例えば2000万円の建物を耐用年数20年で計上すると、毎年100万円が経費になります。法人税率を30%とすれば、年間30万円の節税。20年で600万円の節税効果です。資産が増えながら、税負担も毎年削れていく。この両立が法人不動産の強みです。
どんな会社が向いているか
この戦略が有効なのは、役員報酬に余裕があり、法人内にある程度の内部留保がある会社です。
「役員報酬を上げて個人で資産運用する」という方法もありますが、所得税率が高い層は受け取る前に大きく削られます。一方、法人で動かせば税引き前の資金をそのまま不動産に投じられます。この差は長期で見ると非常に大きくなります。
注意点もあります。不動産は流動性が低い資産です。急に現金が必要になってもすぐ売れるわけではありません。また、物件選びを誤ると空室リスクや修繕コストで計算が狂うこともあります。
それから、役員報酬の変更は定期同額給与のルールがあり、期中に「来月から下げる」ということは原則できません。法人に資金を残すタイミングは、決算期をまたいで計画的に設計する必要があります。
「設計」だけは今期中にやっておく
すぐに物件を買う必要はありません。ただ、「役員報酬は口座に積んでおけばいい」という選択肢だけを無意識に取り続けるのは、長い目で見ると機会損失になりかねません。

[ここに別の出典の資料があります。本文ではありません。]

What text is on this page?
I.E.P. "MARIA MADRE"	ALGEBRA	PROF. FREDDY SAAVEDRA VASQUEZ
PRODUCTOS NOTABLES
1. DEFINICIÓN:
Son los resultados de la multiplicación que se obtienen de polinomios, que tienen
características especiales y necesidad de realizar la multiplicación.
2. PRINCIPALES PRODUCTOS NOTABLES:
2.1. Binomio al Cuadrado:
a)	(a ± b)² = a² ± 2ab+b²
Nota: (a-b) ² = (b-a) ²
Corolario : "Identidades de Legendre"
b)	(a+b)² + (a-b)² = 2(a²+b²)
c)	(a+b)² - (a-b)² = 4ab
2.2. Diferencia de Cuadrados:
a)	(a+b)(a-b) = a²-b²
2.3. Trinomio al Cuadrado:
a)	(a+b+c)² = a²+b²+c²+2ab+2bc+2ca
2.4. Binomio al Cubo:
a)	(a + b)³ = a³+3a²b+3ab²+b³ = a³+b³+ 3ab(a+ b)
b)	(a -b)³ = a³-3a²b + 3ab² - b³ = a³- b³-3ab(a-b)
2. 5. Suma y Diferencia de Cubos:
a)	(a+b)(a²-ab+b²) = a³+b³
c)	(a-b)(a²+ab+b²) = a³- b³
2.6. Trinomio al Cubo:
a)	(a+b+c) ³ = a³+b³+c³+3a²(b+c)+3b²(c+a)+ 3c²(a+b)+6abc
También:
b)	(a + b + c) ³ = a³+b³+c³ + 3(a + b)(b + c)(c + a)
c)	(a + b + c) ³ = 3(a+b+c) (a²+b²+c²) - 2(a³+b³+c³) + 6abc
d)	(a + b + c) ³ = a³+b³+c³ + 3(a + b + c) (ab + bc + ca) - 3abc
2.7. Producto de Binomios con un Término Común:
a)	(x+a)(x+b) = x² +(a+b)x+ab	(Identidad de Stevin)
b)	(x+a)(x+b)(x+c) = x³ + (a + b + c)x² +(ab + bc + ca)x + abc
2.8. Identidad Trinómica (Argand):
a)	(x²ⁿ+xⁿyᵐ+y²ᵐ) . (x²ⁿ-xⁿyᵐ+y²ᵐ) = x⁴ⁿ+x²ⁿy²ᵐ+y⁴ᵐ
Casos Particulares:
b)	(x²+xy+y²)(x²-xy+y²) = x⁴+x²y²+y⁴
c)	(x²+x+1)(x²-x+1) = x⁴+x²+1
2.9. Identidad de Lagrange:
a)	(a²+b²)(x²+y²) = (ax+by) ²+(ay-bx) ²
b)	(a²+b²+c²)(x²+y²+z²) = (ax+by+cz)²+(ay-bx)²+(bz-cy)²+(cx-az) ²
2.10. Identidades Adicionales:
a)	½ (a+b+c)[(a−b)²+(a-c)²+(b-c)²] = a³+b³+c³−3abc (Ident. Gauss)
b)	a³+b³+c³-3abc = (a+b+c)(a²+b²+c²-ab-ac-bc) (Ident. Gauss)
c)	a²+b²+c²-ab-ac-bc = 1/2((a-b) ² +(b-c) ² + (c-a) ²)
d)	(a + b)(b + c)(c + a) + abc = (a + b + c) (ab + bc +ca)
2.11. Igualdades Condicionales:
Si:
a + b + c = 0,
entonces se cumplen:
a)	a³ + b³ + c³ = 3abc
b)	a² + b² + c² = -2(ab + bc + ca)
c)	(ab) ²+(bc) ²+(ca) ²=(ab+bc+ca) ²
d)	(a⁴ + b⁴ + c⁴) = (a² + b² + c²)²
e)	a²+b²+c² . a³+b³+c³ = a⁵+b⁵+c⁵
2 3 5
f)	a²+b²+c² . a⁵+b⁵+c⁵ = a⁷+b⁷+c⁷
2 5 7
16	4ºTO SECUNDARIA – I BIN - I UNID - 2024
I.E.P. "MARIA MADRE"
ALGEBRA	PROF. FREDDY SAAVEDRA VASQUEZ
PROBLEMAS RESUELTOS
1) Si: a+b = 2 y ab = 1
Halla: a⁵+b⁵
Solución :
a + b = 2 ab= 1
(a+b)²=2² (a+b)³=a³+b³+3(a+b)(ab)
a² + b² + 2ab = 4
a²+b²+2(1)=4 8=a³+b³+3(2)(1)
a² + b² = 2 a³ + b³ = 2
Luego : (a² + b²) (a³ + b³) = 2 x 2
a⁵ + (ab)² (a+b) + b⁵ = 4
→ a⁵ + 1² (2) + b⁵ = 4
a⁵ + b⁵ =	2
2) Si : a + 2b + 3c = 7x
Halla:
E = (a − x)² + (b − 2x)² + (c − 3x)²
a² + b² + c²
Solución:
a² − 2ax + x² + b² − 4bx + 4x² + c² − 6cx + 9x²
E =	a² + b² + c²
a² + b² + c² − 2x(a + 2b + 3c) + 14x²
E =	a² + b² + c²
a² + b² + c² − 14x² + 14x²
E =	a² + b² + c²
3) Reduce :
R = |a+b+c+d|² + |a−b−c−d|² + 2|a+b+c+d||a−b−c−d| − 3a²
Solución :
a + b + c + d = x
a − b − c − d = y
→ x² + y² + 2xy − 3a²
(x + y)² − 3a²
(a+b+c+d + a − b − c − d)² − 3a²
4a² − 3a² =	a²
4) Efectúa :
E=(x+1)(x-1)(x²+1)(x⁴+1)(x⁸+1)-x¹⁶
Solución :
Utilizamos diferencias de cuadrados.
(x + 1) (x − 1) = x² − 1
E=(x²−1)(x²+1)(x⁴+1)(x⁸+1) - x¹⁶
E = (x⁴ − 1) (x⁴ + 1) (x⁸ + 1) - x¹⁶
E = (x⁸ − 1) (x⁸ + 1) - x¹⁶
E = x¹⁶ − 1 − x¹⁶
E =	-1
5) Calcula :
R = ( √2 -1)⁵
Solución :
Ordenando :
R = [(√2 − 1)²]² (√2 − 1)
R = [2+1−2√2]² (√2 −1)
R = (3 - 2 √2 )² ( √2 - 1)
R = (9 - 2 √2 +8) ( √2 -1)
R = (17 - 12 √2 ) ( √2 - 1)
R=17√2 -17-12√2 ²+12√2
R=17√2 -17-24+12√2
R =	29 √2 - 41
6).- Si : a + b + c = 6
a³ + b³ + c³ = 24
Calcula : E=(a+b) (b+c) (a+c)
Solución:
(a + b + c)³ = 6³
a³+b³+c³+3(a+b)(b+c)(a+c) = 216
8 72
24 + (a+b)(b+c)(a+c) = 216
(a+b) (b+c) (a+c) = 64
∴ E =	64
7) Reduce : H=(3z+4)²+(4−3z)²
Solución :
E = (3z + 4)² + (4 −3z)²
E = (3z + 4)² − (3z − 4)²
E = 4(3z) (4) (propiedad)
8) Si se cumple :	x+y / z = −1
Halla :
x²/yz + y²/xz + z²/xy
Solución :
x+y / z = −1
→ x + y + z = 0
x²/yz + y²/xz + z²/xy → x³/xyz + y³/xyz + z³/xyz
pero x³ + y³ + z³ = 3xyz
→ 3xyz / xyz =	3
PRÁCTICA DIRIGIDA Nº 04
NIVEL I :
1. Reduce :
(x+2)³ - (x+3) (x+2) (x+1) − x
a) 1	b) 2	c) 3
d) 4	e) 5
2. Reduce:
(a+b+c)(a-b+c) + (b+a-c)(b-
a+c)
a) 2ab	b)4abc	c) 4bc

まずは担当の税理士に「法人での不動産保有について相談したい」と一言伝えてみてください。現状の財務状況から、どのくらいの規模でどんな物件が現実的かを一緒に考えるだけで、見える景色がかなり変わります。
役員報酬の「出口戦略」は、後から考えればよかったと後悔する人が多い領域です。今期の決算前に、一度立ち止まって検討してみることをおすすめします。
※本記事は一般的な情報提供を目的としています。具体的な税務判断は税理士にご相談ください。